Singapore’s population is divided into three major ethnic groups: Chinese, Malays and Indians. The Chinese are the most; three out of four Singaporeans are of Chinese origin. Since independence in 1965, the government has tried to create a national identity, while encouraging a multi-ethnic society.
When the British started building a trading station in Singapore in 1819, there were not many residents on the island. But eventually the port attracted immigrants from especially China, India, Sumatra and the Malacca Peninsula.
- COUNTRYAAH.COM: Key populations estimated size and data of Singapore, including population density of how many people per square mile. Also included are facts for population and language.
The Chinese dominate both political life and much of the business world. The Malays make up the second largest population, accounting for just under one seventh of the population. Their origin is not just Malaysia. Immigrants from different parts of the Indonesian island world are also called Malays in Singapore. The third people group is the Indians, which is a sort of collective name for people originating in India, Pakistan, Bangladesh, Sri Lanka or Myanmar (formerly Burma). Most Singaporean Indians are Tamils. Together, the Indians make up a tenth of the population.
During the colonial period, the various ethnic groups lived separately. After independence, the government has tried to create a common national identity. It is based on what the government calls Asian values and should contrast with Western individualism. At the same time, a multiethnic society is encouraged, where the people groups should maintain their own languages, traditions and religions.
Despite striving for harmony, relations between the peoples are a sensitive issue since the riots that preceded independence (see Older history). Differences remain: the Malays and Indians have on average lower living standards than the Chinese and less influence in society.
Almost a third of those living in Singapore have neither citizenship nor permanent residence permit. In 1990 this group was only one tenth. These are mainly low-skilled immigrants working in the manufacturing industry, construction industry or the service sector. They can live and work legally in the country for years, but often lack labor protection and social benefits (see Labor Market).
The previous sharp increase in population had fallen so much in the 1980s that the government replaced the earlier slogan for family planning “It is enough for two” with a new one: “Bet on three”. Through financial contributions, attempts were made to persuade women to have more children, but this did not produce the desired results. After the turn of the millennium, the government switched strategy. Instead, childcare and parental leave were expanded, but birth rates remain low.
Singapore has four official languages: English, Chinese, Malay and Tamil.
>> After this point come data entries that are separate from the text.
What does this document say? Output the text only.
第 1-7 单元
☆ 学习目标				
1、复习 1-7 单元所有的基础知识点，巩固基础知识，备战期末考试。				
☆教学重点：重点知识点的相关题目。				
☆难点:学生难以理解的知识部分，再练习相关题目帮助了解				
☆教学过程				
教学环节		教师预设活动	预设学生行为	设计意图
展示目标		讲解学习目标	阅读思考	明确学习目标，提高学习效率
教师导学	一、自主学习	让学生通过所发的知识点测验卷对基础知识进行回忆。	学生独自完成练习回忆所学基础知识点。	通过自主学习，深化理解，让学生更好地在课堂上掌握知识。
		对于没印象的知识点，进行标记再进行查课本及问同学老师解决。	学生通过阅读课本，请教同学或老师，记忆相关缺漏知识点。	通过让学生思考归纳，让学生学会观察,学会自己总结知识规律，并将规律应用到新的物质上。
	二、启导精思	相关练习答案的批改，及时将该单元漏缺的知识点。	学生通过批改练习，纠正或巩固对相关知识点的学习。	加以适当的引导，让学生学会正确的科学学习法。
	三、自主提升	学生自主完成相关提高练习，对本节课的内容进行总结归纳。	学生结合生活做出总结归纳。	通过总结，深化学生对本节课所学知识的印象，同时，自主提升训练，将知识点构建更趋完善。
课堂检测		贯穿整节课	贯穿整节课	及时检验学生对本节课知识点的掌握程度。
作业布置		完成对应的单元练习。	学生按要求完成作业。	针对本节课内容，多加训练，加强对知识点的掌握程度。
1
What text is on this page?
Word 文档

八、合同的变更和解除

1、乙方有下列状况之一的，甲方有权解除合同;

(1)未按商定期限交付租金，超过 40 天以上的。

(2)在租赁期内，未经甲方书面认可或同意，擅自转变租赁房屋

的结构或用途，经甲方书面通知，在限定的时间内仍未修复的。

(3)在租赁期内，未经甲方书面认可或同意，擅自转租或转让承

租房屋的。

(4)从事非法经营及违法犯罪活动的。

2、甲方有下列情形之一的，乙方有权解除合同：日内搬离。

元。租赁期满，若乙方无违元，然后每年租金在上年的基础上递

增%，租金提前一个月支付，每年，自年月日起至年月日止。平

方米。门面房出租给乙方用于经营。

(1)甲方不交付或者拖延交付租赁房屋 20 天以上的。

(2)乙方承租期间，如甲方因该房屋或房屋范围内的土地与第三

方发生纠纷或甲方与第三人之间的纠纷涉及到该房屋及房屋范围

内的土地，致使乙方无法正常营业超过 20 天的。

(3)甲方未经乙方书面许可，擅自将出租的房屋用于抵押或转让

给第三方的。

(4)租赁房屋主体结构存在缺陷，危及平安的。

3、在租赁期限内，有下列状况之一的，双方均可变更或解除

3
Malay has a special position in the constitution where it is appointed as the national language. But only English is spoken by all groups of people. English is used in the courts, administration, business, industry and as a language of instruction in schools. The government encourages residents to both learn English and keep their mother tongue. In contrast, the use of so-called “singlish”, English slang, which is inspired by expressions from all the country’s languages, is counteracted.
FACTS – POPULATION AND LANGUAGE
Chinese 74%, Malays 13%, Indians 9%, other 4% (2018, applies to 70% of the population who are citizens or have a permanent residence permit)
Number of residents
5 612 253 (2017)
Number of residents per square kilometer
7 916 (2017)
Percentage of residents in the cities
100.0 percent (2017)
Nativity / birth
9.4 per 1000 residents (2016)
Mortality / mortality
4.8 per 1000 residents (2016)
0.1 percent (2017)
1.2 number of births per woman (2016)
Percentage of women
50.6 percent (2017)
83 years (2016)
Life expectancy for women
85 years (2016)
Life expectancy for men
81 years (2016)
four official languages: English, Chinese, Malay and Tamil. Malay has a special position as a national language.